To maximize smoothness and control, keep your base leg’s muscles active as you extend your base leg’s joints to make the transfer. Make sure you extend all three joints, including your ankle!

  • Do not rush to “collect” your feet. During every step, there is a moment when the natural movement of the legs causes them to pass through the position referred to as “collect”. It should be a natural part of motion with a relaxed free leg. Collect is not a destination. Aiming your body at collect can actually disrupt smooth motion and establishment of the new base leg. Aiming to collect creates tension in the free leg that prevents soft projection. It also kills all your power so you are not ready to move dynamically.
  • You should be able to stop (parada) at any moment during the transfer. To do this, be sure you are controlling your extension with active muscles.

Spirals are made with the obliques

The oblique muscles are responsible for rotation around the spine. These are the muscles that need to work whenever you are doing an ocho or voleo-circular. When your direction includes a pivot or spiral, take the mark’s power and use it to activate your obliques. At the end of your pivot your base leg must be in relative to your projection. The newly free leg should move toward its new direction after the core and the base leg have arrived to the position ready for the new step. When you feel your movement is awkward or not pretty, it’s almost always because you have hurled the free leg ahead of the core and base leg.

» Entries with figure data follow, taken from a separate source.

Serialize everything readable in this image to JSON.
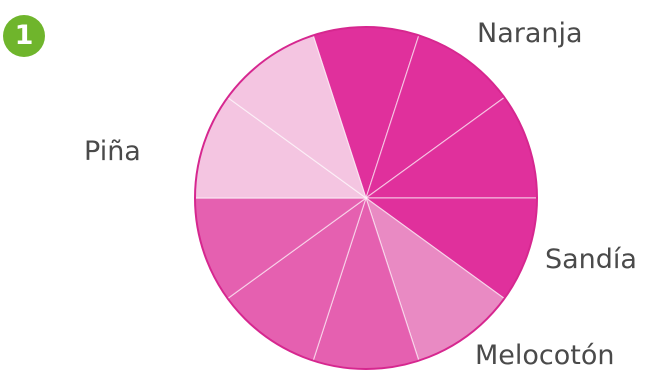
{
  "badge": {
    "text": "1",
    "color": "#6fb52c"
  },
  "chart_data": {
    "type": "pie",
    "title": "",
    "total_sectors": 10,
    "categories": [
      "Naranja",
      "Sandía",
      "Melocotón",
      "Piña"
    ],
    "values": [
      4,
      1,
      3,
      2
    ],
    "fractions": [
      "4/10",
      "1/10",
      "3/10",
      "2/10"
    ],
    "colors": [
      "#e0309c",
      "#e98ac3",
      "#e560b0",
      "#f4c5e1"
    ]
  }
}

It’s the revel’s responsibility to maintain the connection

  • We need to perceive the mark’s power, with both hands positioned to perceive power moving in any direction.
  • Use the entire surface of the hands, all the way to the finger pads, with the revel’s left hand in contact with the front of the mark’s arm as well as the back (in open embrace), or touching the muscles of the mark’s back as close to the spine as possible (in close embrace). No tension is held in the arm muscles and shoulder joints, as this creates unnecessary noise. The joints should be in a gentle and subtle extension of 1-2mm, pay especial attention to the elbow joints.
  • When the revel receives more power from the mark, she takes that power into her base, specifically she flexes knee and hip equally.
  • Spirals/pivots are made with the oblique muscles, which are responsible for rotation of the body.

Myth-busting

  • Forget about stepping. It’s not your job. Focus completely on projecting and then getting your base when you find you are on a new foot.
  • Marks are not responsible for revel’s “axis”, only for not messing with it. We know where it is, they don’t. So it makes more sense for the revel to take care of her base, and the mark to keep embrace relaxed so as not to disrupt it.